If you ever need something to cause you to reflect on the futility of life, look up “fate of the Universe” on Google and do a bit of reading. The Big Freeze, the Big Rip, the Big Crunch . . . there aren’t too many scenarios in which the Universe makes it out alive at the end of time. Even the most optimistic scenario, the Big Bounce, still ends with this universe dying so a new one can take its place.

But that’s deep time. The Big Freeze will be about 10^100 years from now, which is an unimaginably vast length of time. Even the soonest possible fate, the Big Rip, will still take 22 billion years. Nothing for us to worry about, right?

Except that maybe we won’t have to wait that long. Turns out the Universe could collapse at any moment:

Danish scientists say an expanding bubble of existential doom could crush the Universe into a tiny ball. And crazily, the odds of this collapse is higher than previously thought.

This theory isn’t actually new. But the scientists who conducted the new study say previous calculations were incomplete. Their new, more precise calculations, now show that (1) the universe will probably collapse, and (2) a collapse is even more likely than the old calculations predicted.

You can check out the article for the how and what for what a Universal collapse would actually mean, but practically speaking, it’s The End. Of everything.

That’s not the scary part. We already knew the Universe is going to die someday; current physics do not allow for a scenario in which the Universe survives forever, as mentioned before.

The scary part is that it could be happening right now:

“The phase transition will start somewhere in the universe and spread from there,” says Jens Frederik Colding Krog, PhD student at the Center for Cosmology and Particle Physics Phenomenology (CP3) and co-author of an article on the subject that appears in the Journal of High Energy Physics. “Maybe the collapse has already started somewhere in the universe and right now it is eating its way into the rest of the universe. Maybe a collapse is starting right now, right here. Or maybe it will start far away from here in a billion years. We do not know.”
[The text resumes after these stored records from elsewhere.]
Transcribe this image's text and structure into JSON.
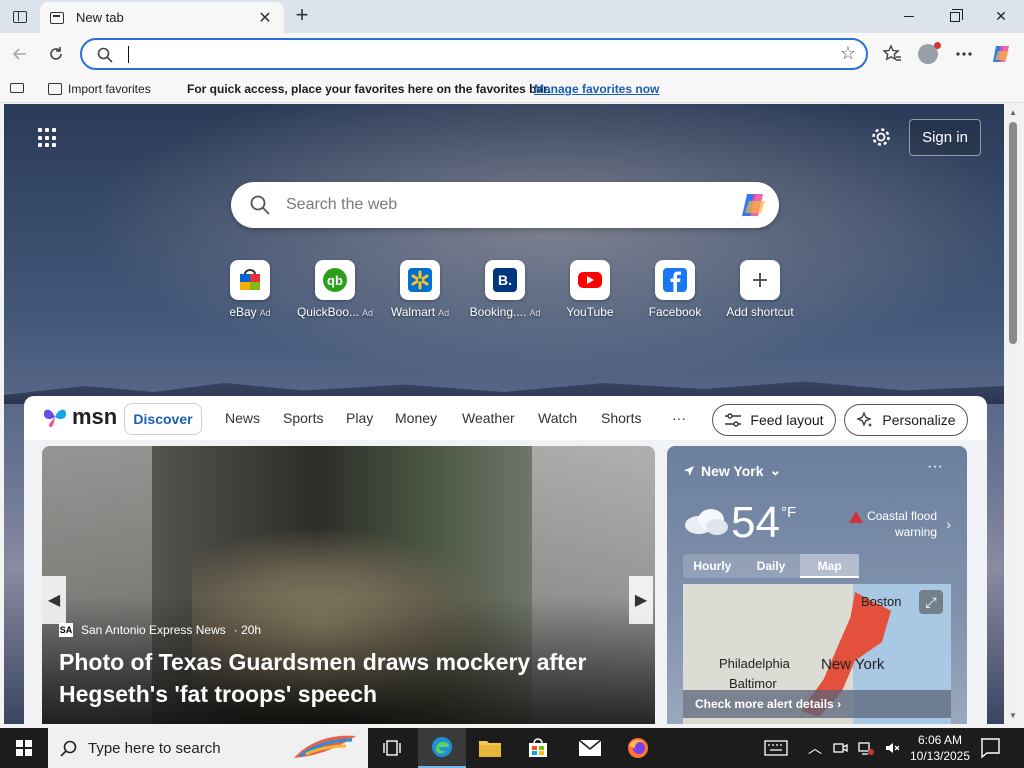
{
  "browser": {
    "tab_title": "New tab",
    "new_tab_symbol": "+",
    "address_value": ""
  },
  "favbar": {
    "import_label": "Import favorites",
    "hint": "For quick access, place your favorites here on the favorites bar.",
    "manage_link": "Manage favorites now"
  },
  "newtab": {
    "sign_in": "Sign in",
    "search_placeholder": "Search the web",
    "shortcuts": [
      {
        "label": "eBay",
        "ad": "Ad",
        "icon": "ebay-icon",
        "color": "#e53238"
      },
      {
        "label": "QuickBoo...",
        "ad": "Ad",
        "icon": "quickbooks-icon",
        "color": "#2ca01c"
      },
      {
        "label": "Walmart",
        "ad": "Ad",
        "icon": "walmart-icon",
        "color": "#0071ce"
      },
      {
        "label": "Booking....",
        "ad": "Ad",
        "icon": "booking-icon",
        "color": "#003580"
      },
      {
        "label": "YouTube",
        "ad": "",
        "icon": "youtube-icon",
        "color": "#ff0000"
      },
      {
        "label": "Facebook",
        "ad": "",
        "icon": "facebook-icon",
        "color": "#1877f2"
      },
      {
        "label": "Add shortcut",
        "ad": "",
        "icon": "plus-icon",
        "color": "#444444"
      }
    ]
  },
  "msn": {
    "logo": "msn",
    "nav": [
      "Discover",
      "News",
      "Sports",
      "Play",
      "Money",
      "Weather",
      "Watch",
      "Shorts"
    ],
    "more": "···",
    "feed_layout": "Feed layout",
    "personalize": "Personalize"
  },
  "news": {
    "source": "San Antonio Express News",
    "age": "· 20h",
    "headline": "Photo of Texas Guardsmen draws mockery after Hegseth's 'fat troops' speech"
  },
  "weather": {
    "location": "New York",
    "temp": "54",
    "unit": "°F",
    "alert": "Coastal flood warning",
    "tabs": [
      "Hourly",
      "Daily",
      "Map"
    ],
    "selected_tab": "Map",
    "map_labels": {
      "boston": "Boston",
      "philadelphia": "Philadelphia",
      "newyork": "New York",
      "baltimore": "Baltimor"
    },
    "check_alerts": "Check more alert details"
  },
  "taskbar": {
    "search_placeholder": "Type here to search",
    "time": "6:06 AM",
    "date": "10/13/2025"
  }
}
The good news, if you want to call it that, is that if a Universal collapse is happening right now on the other side of the Universe, it would travel at the speed of light, meaning that it would take a while to reach us. On the other hand, we’d probably know about it juuuust long enough to panic and contemplate our coming demise.
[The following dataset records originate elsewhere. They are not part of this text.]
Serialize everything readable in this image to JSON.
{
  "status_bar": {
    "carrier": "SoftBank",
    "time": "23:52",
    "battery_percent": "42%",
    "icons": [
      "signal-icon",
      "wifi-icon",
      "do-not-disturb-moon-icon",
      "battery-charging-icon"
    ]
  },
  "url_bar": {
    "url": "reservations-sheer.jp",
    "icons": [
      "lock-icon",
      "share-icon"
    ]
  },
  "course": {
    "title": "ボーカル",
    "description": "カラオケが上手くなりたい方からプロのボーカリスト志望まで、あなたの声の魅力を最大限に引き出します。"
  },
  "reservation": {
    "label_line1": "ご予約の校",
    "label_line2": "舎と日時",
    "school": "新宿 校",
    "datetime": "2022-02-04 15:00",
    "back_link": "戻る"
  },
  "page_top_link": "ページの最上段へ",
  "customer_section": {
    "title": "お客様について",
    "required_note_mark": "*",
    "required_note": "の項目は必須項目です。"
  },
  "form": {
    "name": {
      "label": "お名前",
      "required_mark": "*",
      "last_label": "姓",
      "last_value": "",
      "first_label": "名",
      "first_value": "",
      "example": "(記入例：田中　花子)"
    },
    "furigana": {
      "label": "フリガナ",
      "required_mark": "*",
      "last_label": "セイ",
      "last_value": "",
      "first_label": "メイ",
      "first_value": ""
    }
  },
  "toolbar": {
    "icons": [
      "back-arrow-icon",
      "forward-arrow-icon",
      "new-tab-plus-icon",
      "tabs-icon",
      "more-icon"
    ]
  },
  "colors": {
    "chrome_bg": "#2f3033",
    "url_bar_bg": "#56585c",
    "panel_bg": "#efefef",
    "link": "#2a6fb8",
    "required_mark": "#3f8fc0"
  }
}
So, you know, there’s that.

Actually, there is other good news; all it would take is the existence of other, currently unknown elementary particles to call the whole model of collapse into question.
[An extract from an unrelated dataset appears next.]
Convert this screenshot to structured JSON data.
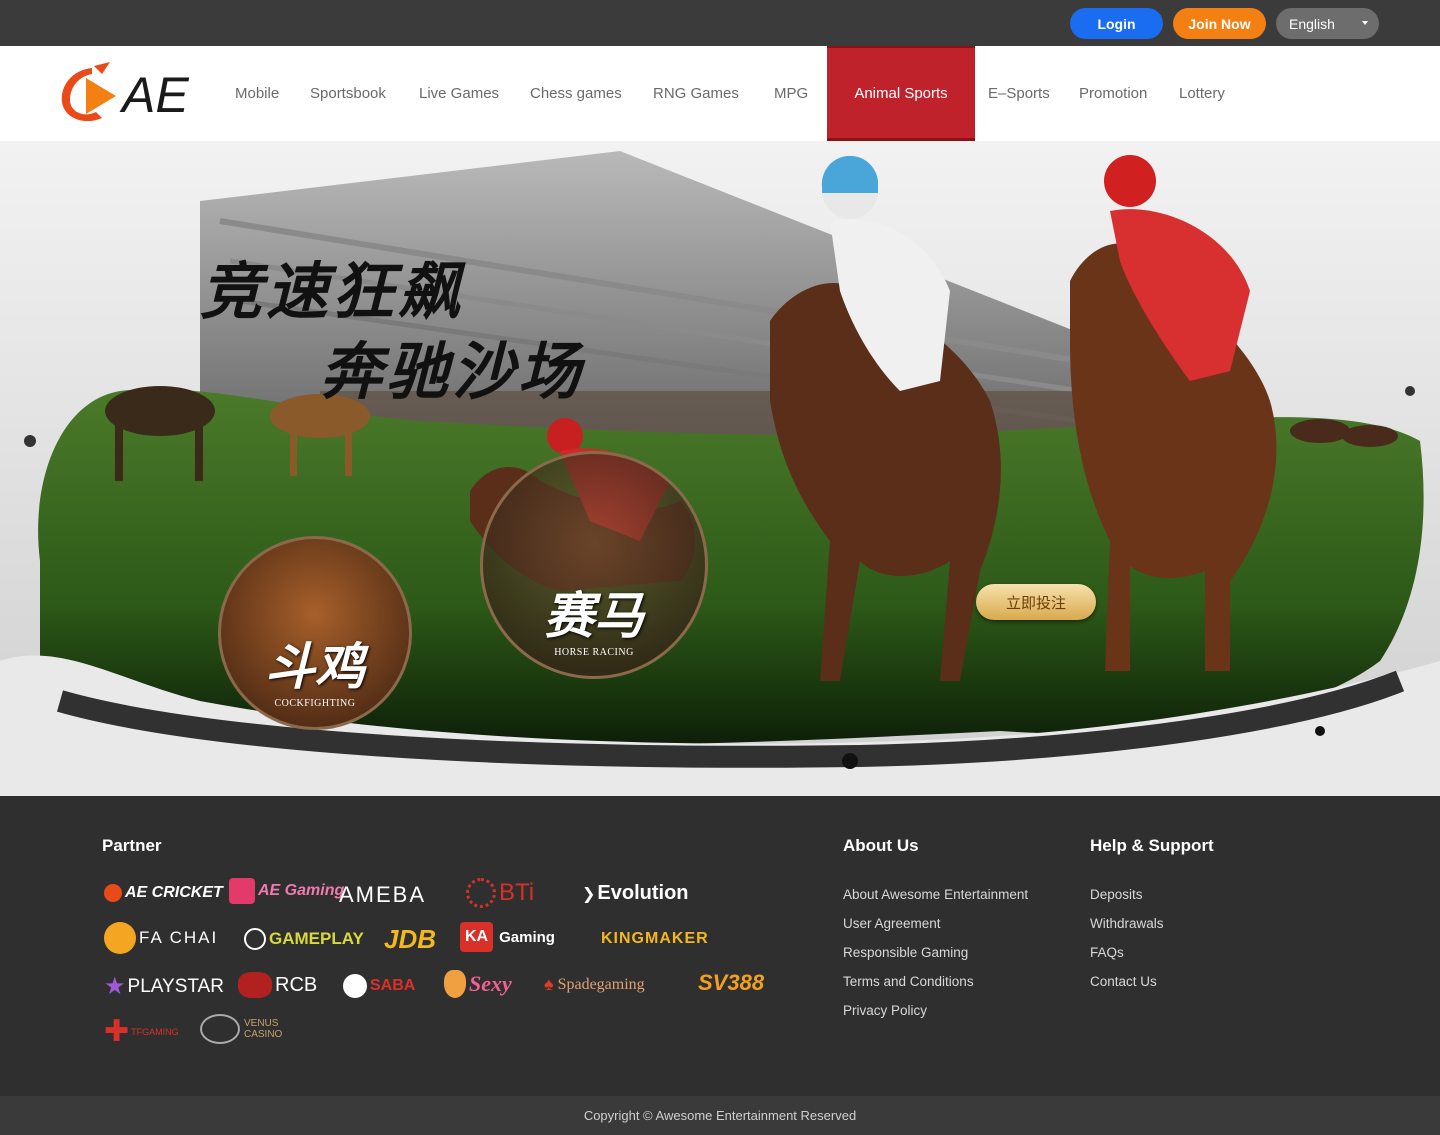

Hopefully you’re out there somewhere, little particles. I rather like existing and would hate to see all of reality buckle in on itself. It would seem a rather ignominious end.

On Surveillance

A few months ago, I wrote the following:

If you are able to complain about the “lack of freedom of speech” in a public forum, you still have freedom of speech. You’ll know when free speech is gone, because nobody will be able to say anything about it. (Complaining about the erosion of free speech is still vital, however, as it safeguards against that erosion.)

The day I know we’ve slid into an actual authoritarian police state will be the day when I do not see numerous books on the shelf in a public library accusing the current President of destroying the countrybeing an idiot, or just being evil in general. We won’t have a news networks that are pathologically dedicated to mocking everything the government does. Those things don’t exist in a police state. You don’t get to be a talking head on a popular news network, you get to be shot in the head.

I’m trying very hard to remember the certainty I felt when I wrote those words. Because I don’t feel it now.

I’m not going to bother linking to any news stories. There are too many to choose from. The Daily Show segment was probably the most amusing, though.

I take back what I wrote. I thought about deleting the original post, because I know longer believe it to be true, but I think it’s important to oppose censorship, even and especially self-censorship. Let the old post stand as a reminder that I was wrong.

Pope Francis is Time’s Person of the Year, but in this blogger’s humble opinion, Edward Snowden should have been.